Vorgestern hatte ich das Vorgespräch in der Klinik, für die ich mich interessiere. Ich muss gestehen: meine Panik vor diesem Termin war völlig unnötig.

Die Fahrt dorthin hat gut funktioniert und auch die Klinik habe ich sofort gefunden. Auf dem Klinikgelände habe ich mich erstmal null orientieren können, aber die Dame an der Pfote war sehr nett und hat mir eine gute Wegbeschreibung gegeben um zu dem Gebäude zu kommen, in dem ich mich melden sollte.

Dort angekommen war auch alles sehr unkompliziert. Anmelden, mitgebrachte alte Briefe abgeben, Fragebögen bekommen, die ich ausfüllen sollte, alles sehr freundlich und ohne Druck oder sonstwas.

Fragebögen ausgefüllt, abgegeben, ein paar Minuten gewartet. Der Oberarzt kam dann persönlich um mich zum Gespräch abzuholen. Wir mussten durch ein paar Gebäude und Treppenhäuser zu seinem Büro laufen – auf dem Weg dorthin hat er schon mit mir gesprochen, Smalltalk… auf eine Art und Weise, die mir das Gefühl gegeben hat, dass ich vertrauen kann.

Im Gespräch war es dann genauso: ich hatte nie das Gefühl, „verhört“ oder „ausgefragt“ zu werden. Er hat mir immer das Gefühl gegeben, dass ich alles sagen kann, was ich möchte, aber nichts sagen muss… Und vor allem: dass er mich nicht bewertet. Dass er einfach nur daran interessiert ist, wer ich bin, wie ich bin… völlig wertneutral. Im Großen und Ganzen war es erstaunlich einfach für mich, mit ihm zu reden.

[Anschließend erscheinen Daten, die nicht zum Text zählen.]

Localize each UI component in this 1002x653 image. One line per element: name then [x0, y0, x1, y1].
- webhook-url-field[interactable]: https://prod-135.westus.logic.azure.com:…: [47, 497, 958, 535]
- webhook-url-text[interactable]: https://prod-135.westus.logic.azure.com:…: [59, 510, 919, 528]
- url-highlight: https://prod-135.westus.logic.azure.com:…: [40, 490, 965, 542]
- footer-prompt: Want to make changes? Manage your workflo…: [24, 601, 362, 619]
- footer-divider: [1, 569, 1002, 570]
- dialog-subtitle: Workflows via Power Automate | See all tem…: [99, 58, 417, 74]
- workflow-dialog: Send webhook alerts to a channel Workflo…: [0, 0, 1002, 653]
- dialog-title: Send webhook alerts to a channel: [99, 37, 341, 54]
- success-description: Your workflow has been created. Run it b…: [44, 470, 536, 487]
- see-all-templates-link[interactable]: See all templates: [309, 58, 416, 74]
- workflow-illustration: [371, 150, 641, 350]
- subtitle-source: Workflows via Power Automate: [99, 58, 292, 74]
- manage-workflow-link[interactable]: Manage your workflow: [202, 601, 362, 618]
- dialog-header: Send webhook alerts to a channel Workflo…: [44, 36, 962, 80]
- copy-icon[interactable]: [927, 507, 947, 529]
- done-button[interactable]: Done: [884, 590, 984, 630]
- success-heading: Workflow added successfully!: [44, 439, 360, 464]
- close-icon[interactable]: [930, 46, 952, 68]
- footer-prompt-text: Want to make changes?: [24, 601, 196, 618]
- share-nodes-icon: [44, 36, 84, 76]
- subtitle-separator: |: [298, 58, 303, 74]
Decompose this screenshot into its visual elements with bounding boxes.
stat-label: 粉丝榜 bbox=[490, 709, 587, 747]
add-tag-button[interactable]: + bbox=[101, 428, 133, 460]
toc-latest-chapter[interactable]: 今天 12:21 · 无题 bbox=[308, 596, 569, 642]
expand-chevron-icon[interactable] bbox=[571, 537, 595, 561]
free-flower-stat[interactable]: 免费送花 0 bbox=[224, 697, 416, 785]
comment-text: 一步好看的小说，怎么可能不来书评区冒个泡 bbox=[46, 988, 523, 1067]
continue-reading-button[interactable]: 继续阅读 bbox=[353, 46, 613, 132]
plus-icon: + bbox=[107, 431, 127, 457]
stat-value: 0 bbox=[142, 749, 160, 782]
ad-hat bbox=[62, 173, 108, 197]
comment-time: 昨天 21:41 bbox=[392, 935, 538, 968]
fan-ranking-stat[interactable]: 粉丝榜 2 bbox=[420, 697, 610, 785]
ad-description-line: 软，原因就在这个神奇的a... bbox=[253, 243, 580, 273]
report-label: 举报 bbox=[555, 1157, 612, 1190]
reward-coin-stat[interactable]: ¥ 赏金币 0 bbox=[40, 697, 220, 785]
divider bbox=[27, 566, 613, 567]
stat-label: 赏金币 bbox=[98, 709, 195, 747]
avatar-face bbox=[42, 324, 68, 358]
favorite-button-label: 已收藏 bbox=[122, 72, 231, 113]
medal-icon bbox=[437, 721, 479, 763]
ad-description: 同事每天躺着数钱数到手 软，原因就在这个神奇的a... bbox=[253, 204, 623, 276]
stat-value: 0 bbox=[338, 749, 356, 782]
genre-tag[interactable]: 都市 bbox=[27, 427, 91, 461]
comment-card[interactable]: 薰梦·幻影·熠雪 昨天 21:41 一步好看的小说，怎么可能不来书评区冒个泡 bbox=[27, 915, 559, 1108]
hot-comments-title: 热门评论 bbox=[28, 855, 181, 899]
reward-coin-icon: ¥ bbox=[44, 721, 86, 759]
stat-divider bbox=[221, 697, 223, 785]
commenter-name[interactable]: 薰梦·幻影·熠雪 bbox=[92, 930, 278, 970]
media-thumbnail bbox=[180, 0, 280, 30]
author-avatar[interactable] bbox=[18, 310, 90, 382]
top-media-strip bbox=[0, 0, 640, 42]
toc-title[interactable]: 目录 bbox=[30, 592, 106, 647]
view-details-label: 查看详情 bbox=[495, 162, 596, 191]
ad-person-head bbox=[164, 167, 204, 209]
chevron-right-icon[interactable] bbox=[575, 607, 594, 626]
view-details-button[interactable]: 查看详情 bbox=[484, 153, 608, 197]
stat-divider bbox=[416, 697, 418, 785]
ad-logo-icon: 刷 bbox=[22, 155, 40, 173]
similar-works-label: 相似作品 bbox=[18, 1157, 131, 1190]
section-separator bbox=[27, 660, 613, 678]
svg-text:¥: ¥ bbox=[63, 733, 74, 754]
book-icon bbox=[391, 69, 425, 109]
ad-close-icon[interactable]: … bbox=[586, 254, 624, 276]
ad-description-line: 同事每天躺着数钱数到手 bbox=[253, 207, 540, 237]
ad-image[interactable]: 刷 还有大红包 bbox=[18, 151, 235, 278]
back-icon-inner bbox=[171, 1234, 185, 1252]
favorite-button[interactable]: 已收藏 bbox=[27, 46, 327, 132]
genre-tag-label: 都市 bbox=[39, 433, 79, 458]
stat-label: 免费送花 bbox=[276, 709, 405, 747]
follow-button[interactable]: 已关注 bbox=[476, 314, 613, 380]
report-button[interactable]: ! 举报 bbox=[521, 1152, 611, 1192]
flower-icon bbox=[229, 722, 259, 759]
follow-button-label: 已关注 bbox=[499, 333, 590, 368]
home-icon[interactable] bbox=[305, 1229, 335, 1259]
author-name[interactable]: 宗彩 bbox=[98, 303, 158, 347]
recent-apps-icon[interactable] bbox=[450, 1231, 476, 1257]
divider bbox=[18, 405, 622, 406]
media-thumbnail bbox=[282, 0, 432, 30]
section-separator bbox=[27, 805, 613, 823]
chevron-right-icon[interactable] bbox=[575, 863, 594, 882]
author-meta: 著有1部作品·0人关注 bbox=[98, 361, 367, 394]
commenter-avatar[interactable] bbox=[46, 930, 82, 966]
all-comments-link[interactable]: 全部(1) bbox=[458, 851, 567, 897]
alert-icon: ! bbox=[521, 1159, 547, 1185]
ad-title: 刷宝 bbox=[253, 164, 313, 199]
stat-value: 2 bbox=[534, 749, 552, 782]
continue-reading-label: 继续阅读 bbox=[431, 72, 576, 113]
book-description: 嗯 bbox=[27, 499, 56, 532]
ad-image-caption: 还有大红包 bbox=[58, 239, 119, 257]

Schwierig war nur die Frage nach dem Trauma… Das hat er aber auch schnell gemerkt und hat nicht allzu tief nachgebohrt… Nur ganz grob abgeklärt, was passiert ist… ohne Details zu erfragen… wichtig schien ihm nur zu sein, dass es „vorbei“ ist, dass ich nicht weiterhin missbraucht werde, dass kein Kontakt mehr zu den Tätern besteht.

Irritierend fand ich die Frage nach Dissoziation. Ich habe ihm erzählt, dass ich eigentlich permanent dissoziiere… dass mir immer alles sehr unwirklich, irreal, wie im Traum vorkommt… Daraufhin hat er mich sehr seltsam angeschaut, ich kann es nicht genau beschreiben… ich weiß nicht, was ihm dabei durch den Kopf ging…

Anyway.

Nach dem Gespräch bot er mir an, dass ich mir noch die Station anschauen könne. Aus organisatorischen Gründen müsste ich allerdings ein bisschen warten. Ich fand das ganz gut – ein bisschen Zeit, um mir die Klinik anzuschauen, ein Gespür für die Atmosphäre dort zu bekommen… Zu gucken, was mein Bauchgefühl sagt…

Ich bin bis zur Stationsbesichtigung ein wenig durch die Klinik und das umliegende Gelände gestreift. Ich habe mich dort sehr wohl gefühlt… Ich kann es nicht wirklich beschreiben. Nur, dass ich mich sicher gefühlt habe, keine Angst hatte… Alles war hell und freundlich und beruhigend.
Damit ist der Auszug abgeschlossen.